In 1971, President Richard Nixon declared a “War on Drugs.” We are still fighting that war today. According to many people, we’ve lost but don’t know it. Rates of drug use in the US remain, by historical standards, high and our prisons are full of people–many of whom are hardly drug kingpins–who have violated drug laws. And, of course, it all costs a fortune. What to do?

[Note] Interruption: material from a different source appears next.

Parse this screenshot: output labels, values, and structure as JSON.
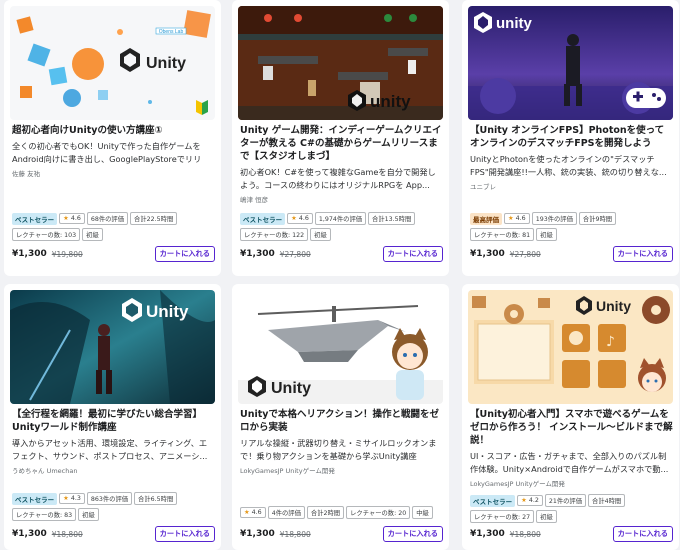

In her book The War on Drugs in America, 1940-1973 (Cambridge University Press, 2013), historian Kathleen J. Frydl argues that there is a better way to control drugs. She points out that prior to the “War on Drugs” the Federal government had controlled the distribution of narcotics and other drugs largely (though not entirely) by means of taxation. The “Federal Bureau of Narcotics” was a branch of the Department of the Treasury. The run up to Nixon’s “War on Drugs” and the war itself changed all that: enforcement of drug laws was transferred to the Department of Justice. Essentially, the Fed had criminalized drug distribution and use and told the states to aggressively pursue distributors and users, or else.
According to Frydl, this was a disastrous move. Better, she says, to de-criminalize and even legalize drugs, control them by means of taxation, and support prevention and treatment initiatives. It’s a controversial position, and near the end of the interview we debate it at some length. I hope you enjoy the discussion.